Zotero on steroids

I’m a big Zotero fan.  Anyone who has access to the Firefox web browser and needs or wants to keep track of bibliographies, websites, and other material used for research should use it instead of the bloated, overly expensive, difficult to use commercial citation managers such as Reference Manager, RefWorks, ProCite, and the like.  Zotero does everything you need and more, and does it better than the competition.  Did I mention it’s free?!

Today in the Chronicle of Higher Education there is an article (it’s freely available, you don’t need a subscription to access it) about a proposal made by the creators of Zotero to put it on steroids.  Put simply, they intend to make Zotero the tool of choice for researchers, scientists, professors, and others to load their research works into a shared database hosted by the Internet Archive.  The article notes the general failure (oh wait, I mean, lack of success) that libraries have had with doing this on an institution-by-institution basis using tools such as DSpace.  There is a scathing review about so-called institutional repositories and their use by libraries by one of the people I’d deem to be a foremost expert on utilizing DSpace, Dorothea Salo. It is well worth reading.

Anyway, I think this whole idea — actually, it’s more than that because the Mellon Foundation just dished out hundreds of thousands of dollars to make it a reality — has many beneficial implications and I hope Dan Cohen and his team at the Center for History and New Media at George Mason University have all the success they hope for with it.  (Thanks to Wally Grotophorst for the mention.)

Roadblock to full OpenURLness [Updated]

This week I encountered a significant roadblock when trying to use OpenURL in a situation where it is a natural fit. Let me explain the scenario. A scientific researcher at the company where I work built an extensive bibliography of journal articles on a particular subject, and wants to publish that bibliography on the company intranet, complete with hyp[er]text links to the full text. This person initially thought it’d be ok to simply mount the full text articles that he had downloaded in the same webspace as the bibliography, and simply link to the files. Of course, that ideas was quickly shot down. Instead, we thought, why can’t we take this bibliography, check it against our SFX KnowledgeBase to see what articles we have available in full text, and then output the complete OpenURL for each of those articles for this researcher to use when marking up and publishing his bibliography?

The use case sounds straightforward, right? Turns out that it is anything but. I was provided with a text file of citations and was asked to come up with appropriate SFX links for each.

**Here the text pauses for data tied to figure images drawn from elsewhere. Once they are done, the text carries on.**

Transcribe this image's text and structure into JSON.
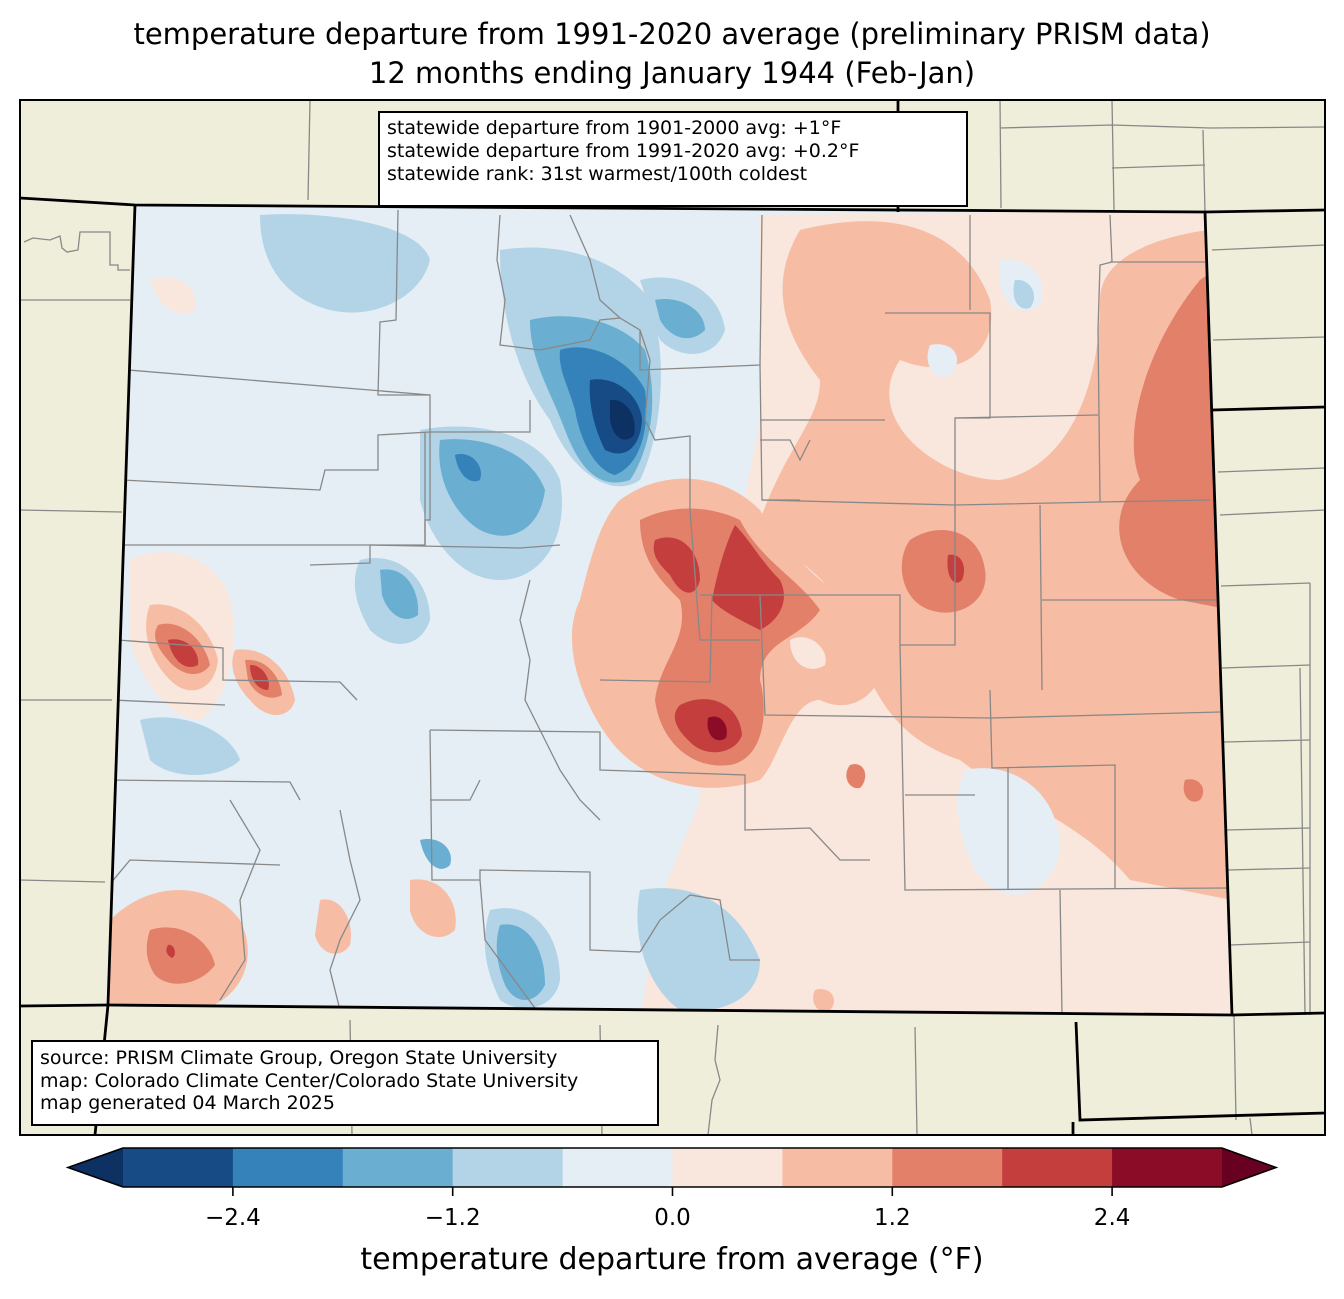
{
  "title": {
    "line1": "temperature departure from 1991-2020 average (preliminary PRISM data)",
    "line2": "12 months ending January 1944 (Feb-Jan)"
  },
  "stats_box": {
    "line1": "statewide departure from 1901-2000 avg: +1°F",
    "line2": "statewide departure from 1991-2020 avg: +0.2°F",
    "line3": "statewide rank: 31st warmest/100th coldest"
  },
  "source_box": {
    "line1": "source: PRISM Climate Group, Oregon State University",
    "line2": "map: Colorado Climate Center/Colorado State University",
    "line3": "map generated 04 March 2025"
  },
  "colorbar": {
    "label": "temperature departure from average (°F)",
    "boundaries": [
      -3.0,
      -2.4,
      -1.8,
      -1.2,
      -0.6,
      0.0,
      0.6,
      1.2,
      1.8,
      2.4,
      3.0
    ],
    "colors": [
      "#164b86",
      "#3581b9",
      "#6aaed1",
      "#b2d4e6",
      "#e5eef5",
      "#f9e7de",
      "#f7bda4",
      "#e2806a",
      "#c53e3e",
      "#8a0c27"
    ],
    "under_color": "#0d3162",
    "over_color": "#670021",
    "ticks": [
      {
        "value": -2.4,
        "label": "−2.4"
      },
      {
        "value": -1.2,
        "label": "−1.2"
      },
      {
        "value": 0.0,
        "label": "0.0"
      },
      {
        "value": 1.2,
        "label": "1.2"
      },
      {
        "value": 2.4,
        "label": "2.4"
      }
    ]
  },
  "map_colors": {
    "land": "#efeedb",
    "state_border": "#000000",
    "county_border": "#888888"
  }
}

Of course I could have manually rekeyed the citations one by one into a search form querying our SFX KB, but that would take quite a long time and quite a bit of effort. I tried to think of how this whole process could be automated.

On the advice of Dan Chudnov I downloaded an open source application written in Perl called Biblio-Citation-Parser, which on the face of it seemed to be exactly what I needed. I need a way to automatically parse the whole list of citations into the necessary chunks of metadata, and then automatically generate an OpenURL for each citation. After trying unsuccessfully to get Biblio-Citation-Parser to work (this isn’t a limitation of the software but of my Perl expertise), I sent queries out to other SFX users as well as to the Code4Lib discussion list. There were several responses from members of the Code4Lib discussion list, some of whom mentioned the application that I already knew about. But it turns out that pretty much nobody in that community [at least among those who responded] had ever used it, and also, that nobody in that community had come up with a good solution to this parsing problem themselves.

Since the original citations were stored in Reference Manager, one of the more common citation management software applications, I wrote back to the colleague who first asked me to help with this situation, asking him if he could provide me with the Reference Manager files. He did, and I downloaded a free trial version of the software, imported the references, then exported them in RIS format. Next, I imported the RIS output file into Zotero, and then exported the whole bibliography from Zotero into a readymade HTML bibliography. Because of Zotero’s built-in COinS functionality, the readymade HTML bibliography is automatically populated with OpenURLs. But I wasn’t done yet. I had to go through each citation by hand and test whether we did indeed have the article in full text, and also, to edit the HTML coding to substitute our company’s specific SFX base URL in each link.

In the end, I achieved what the user wanted — a list of bibliographic references with SFX links as the hypertext links. But it was a huge amount of work, and I kept asking myself, surely there is a better, easier way to do this?! Surely, someone, somewhere has already solved this problem of how to readily parse bibliographic citations in a text file and run them through a process to check for which articles are available in full text?

Maybe there is a much simpler solution and if you know of it, please comment on this post to let me know. I’m left thinking that this whole OpenURL stuff still has a ways to go in terms of ease of implementation for situations like I described.